1. Magnitude Vector $m$:

   • The parameter $m$ is initialized based on the norm of the pretrained weight matrix $W$.
   • This parameter allows the model to dynamically adjust the scale of each weight vector in the combined weight matrix during training. This additional flexibility can help the model better capture the importance of different features.

2. Directional Component:

   • The directional component is calculated by normalizing the sum of the original weights $W$ and the scaled output from the low-rank adaptation (LoRA) $BA$.
   • This normalization ensures that the updates are directionally aligned with the original weight matrix.

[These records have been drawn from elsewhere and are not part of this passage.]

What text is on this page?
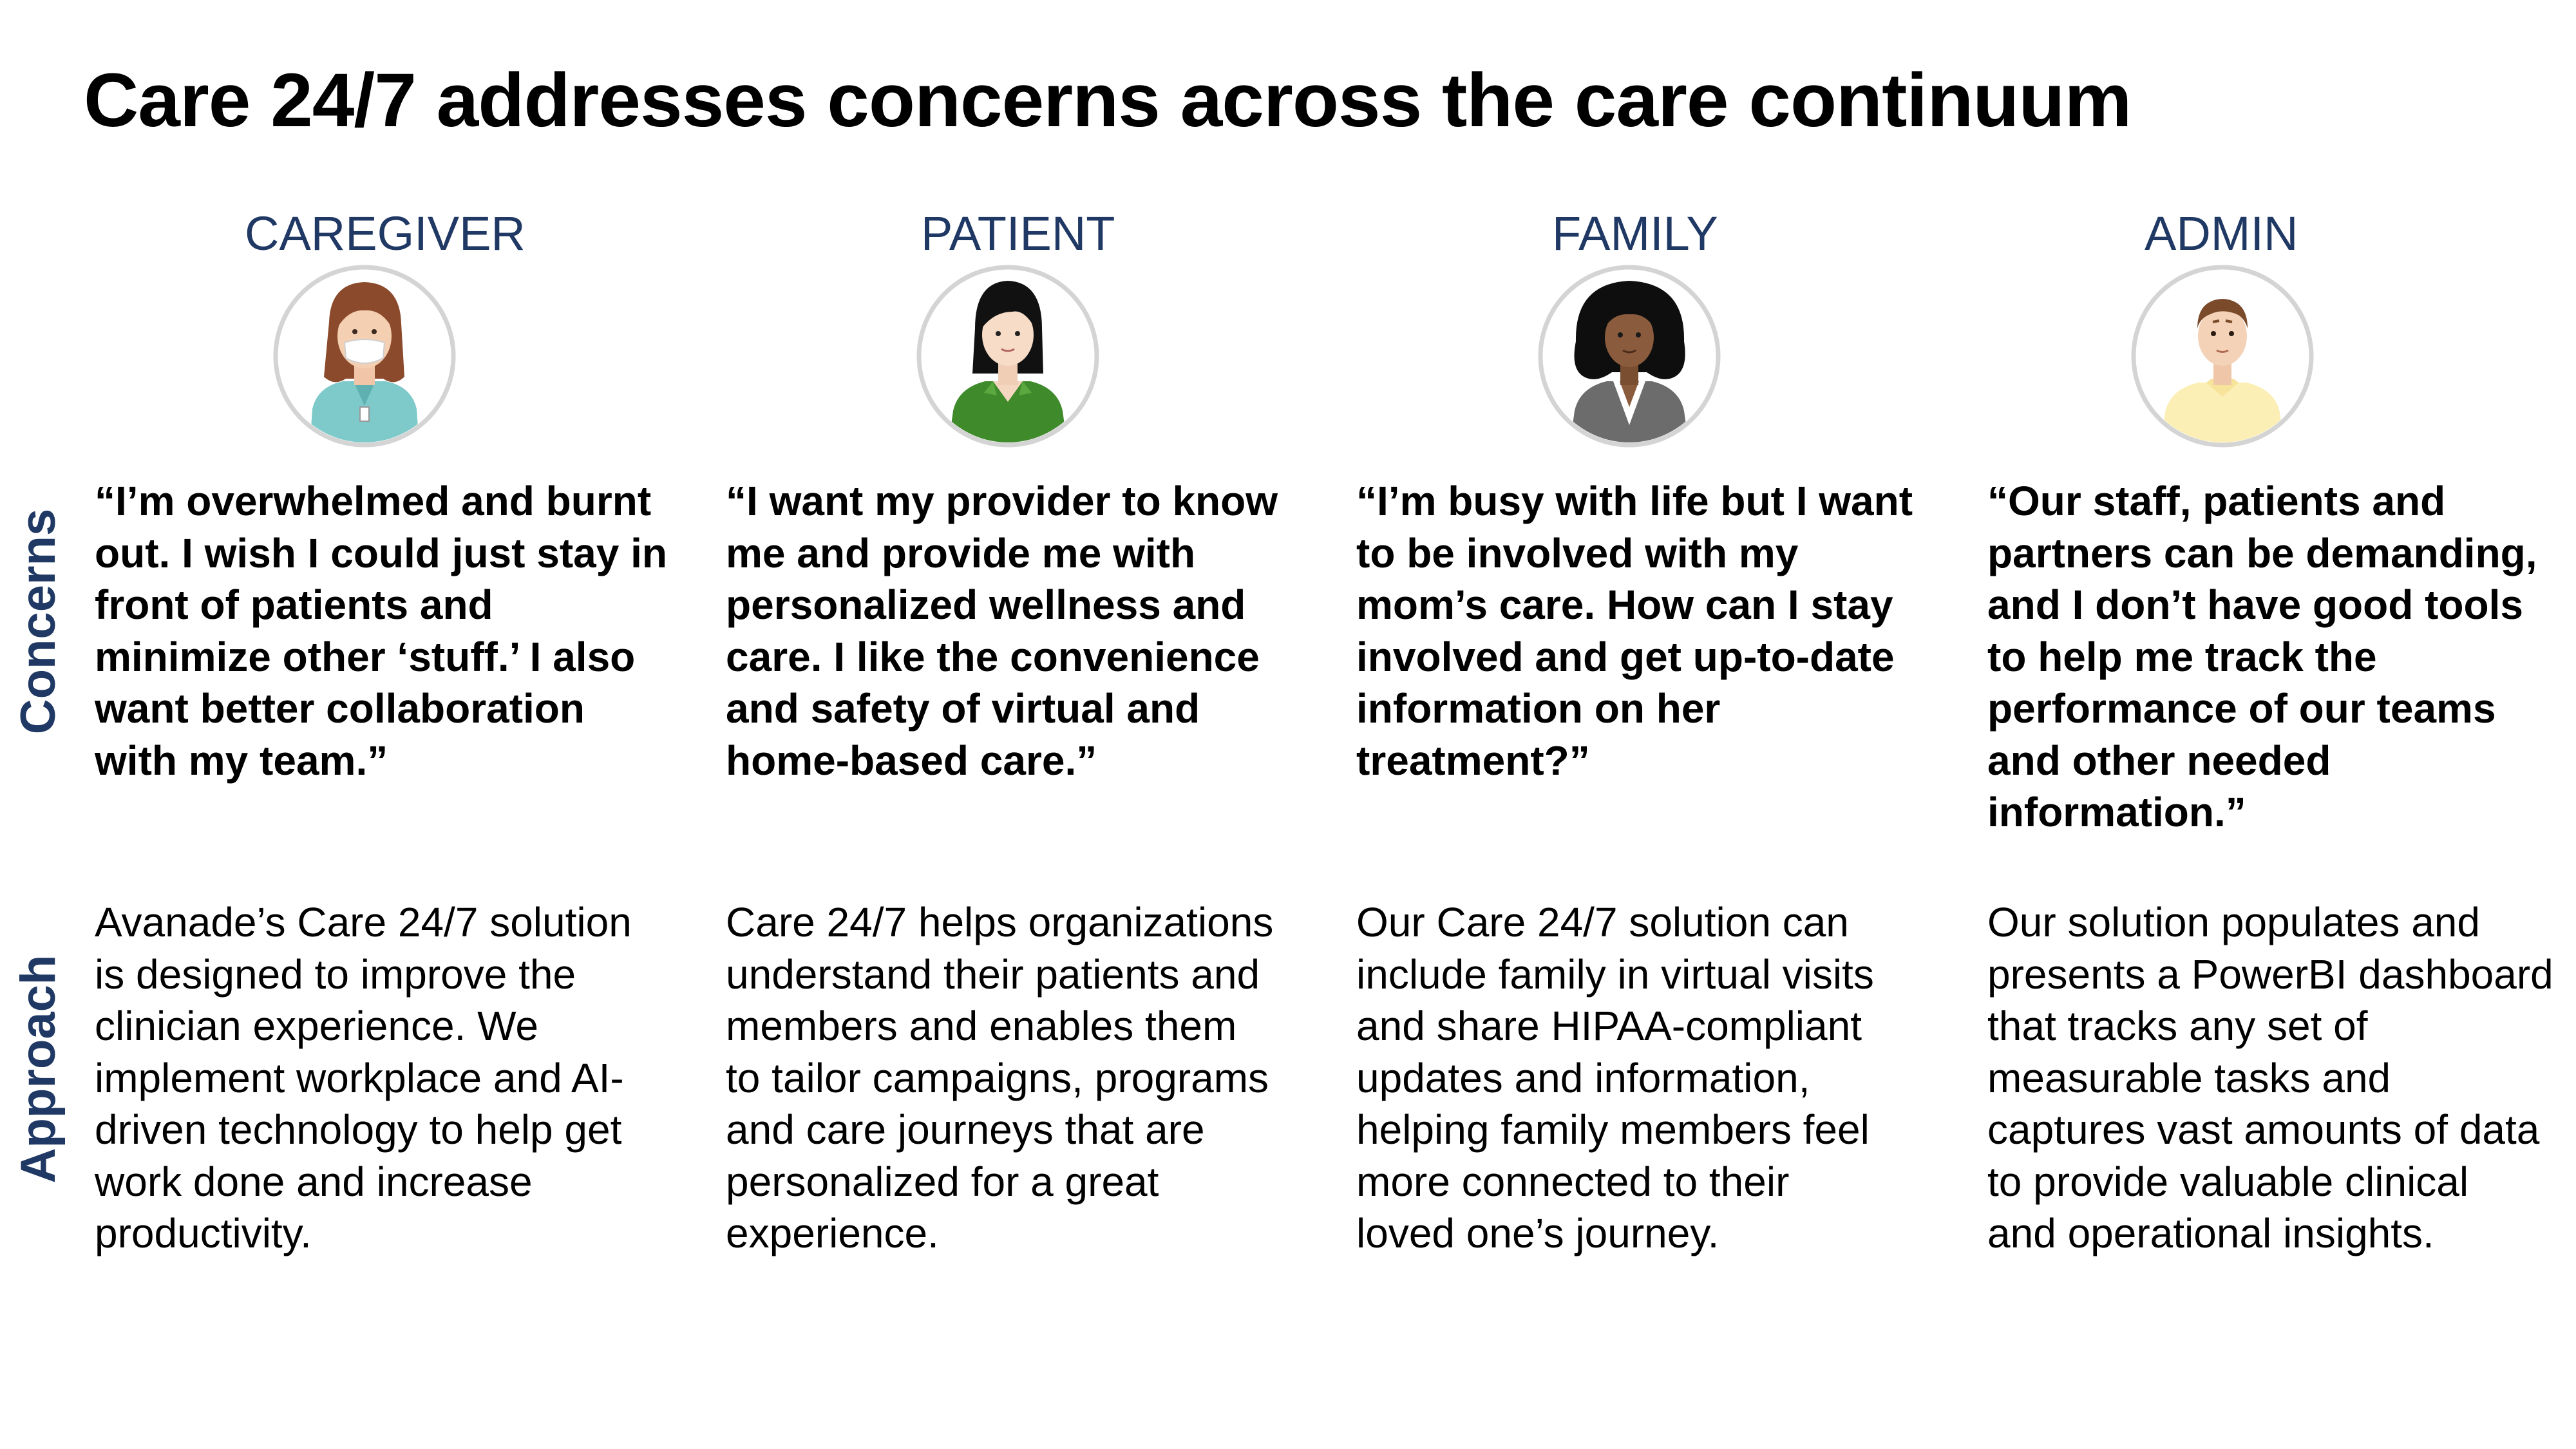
Care 24/7 addresses concerns across the care continuum
Concerns
Approach
CAREGIVER
“I’m overwhelmed and burnt
out. I wish I could just stay in
front of patients and
minimize other ‘stuff.’ I also
want better collaboration
with my team.”
Avanade’s Care 24/7 solution
is designed to improve the
clinician experience. We
implement workplace and AI-
driven technology to help get
work done and increase
productivity.
PATIENT
“I want my provider to know
me and provide me with
personalized wellness and
care. I like the convenience
and safety of virtual and
home-based care.”
Care 24/7 helps organizations
understand their patients and
members and enables them
to tailor campaigns, programs
and care journeys that are
personalized for a great
experience.
FAMILY
“I’m busy with life but I want
to be involved with my
mom’s care. How can I stay
involved and get up-to-date
information on her
treatment?”
Our Care 24/7 solution can
include family in virtual visits
and share HIPAA-compliant
updates and information,
helping family members feel
more connected to their
loved one’s journey.
ADMIN
“Our staff, patients and
partners can be demanding,
and I don’t have good tools
to help me track the
performance of our teams
and other needed
information.”
Our solution populates and
presents a PowerBI dashboard
that tracks any set of
measurable tasks and
captures vast amounts of data
to provide valuable clinical
and operational insights.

The new weights for the linear layer are then calculated by scaling the directional component with the parameter $m$. This process ensures that the updates are not only directionally aligned but also appropriately scaled, leading to more effective fine-tuning.

🤗 Peft package

The Peft package from Hugging Face offers efficient techniques for fine-tuning large pre-trained models with a focus on parameter-efficient methods. It supports various configurations, including LoRA (Low-Rank Adaptation), making it suitable for diverse tasks such as sequence-to-sequence learning. For more details, visit the official documentation.

Example Usage

from peft import LoraConfig, get_peft_model, TaskType

# Define the LoRA configuration
lora_config = LoraConfig(
    r=32,  # Rank: Controls the dimensionality reduction
    lora_alpha=32,  # Scaling factor for the LoRA updates
    target_modules=["q", "v"],  # Target only the attention layers
    lora_dropout=0.05,  # Dropout rate for regularization
    bias="none",  # No bias adjustment
    task_type=TaskType.SEQ_2_SEQ_LM  # Specify task type, e.g., sequence-to-sequence for FLAN-T5
)

# Apply the LoRA configuration to the original model
peft_model = get_peft_model(original_model, lora_config)

📚 References

This work has been widely influenced by the contributions of Sebastian Raschka, particularly through his detailed explanations and implementations in the following resources:

• LoRA and DoRA from Scratch: An in-depth article that explores the concepts of LoRA and DoRA, providing foundational knowledge and practical implementation tips.
• DoRA from Scratch GitHub Repository: A comprehensive repository containing the code and detailed instructions for implementing DoRA, as discussed in the article.

These resources have been instrumental in shaping the approach and implementation strategies presented in this work.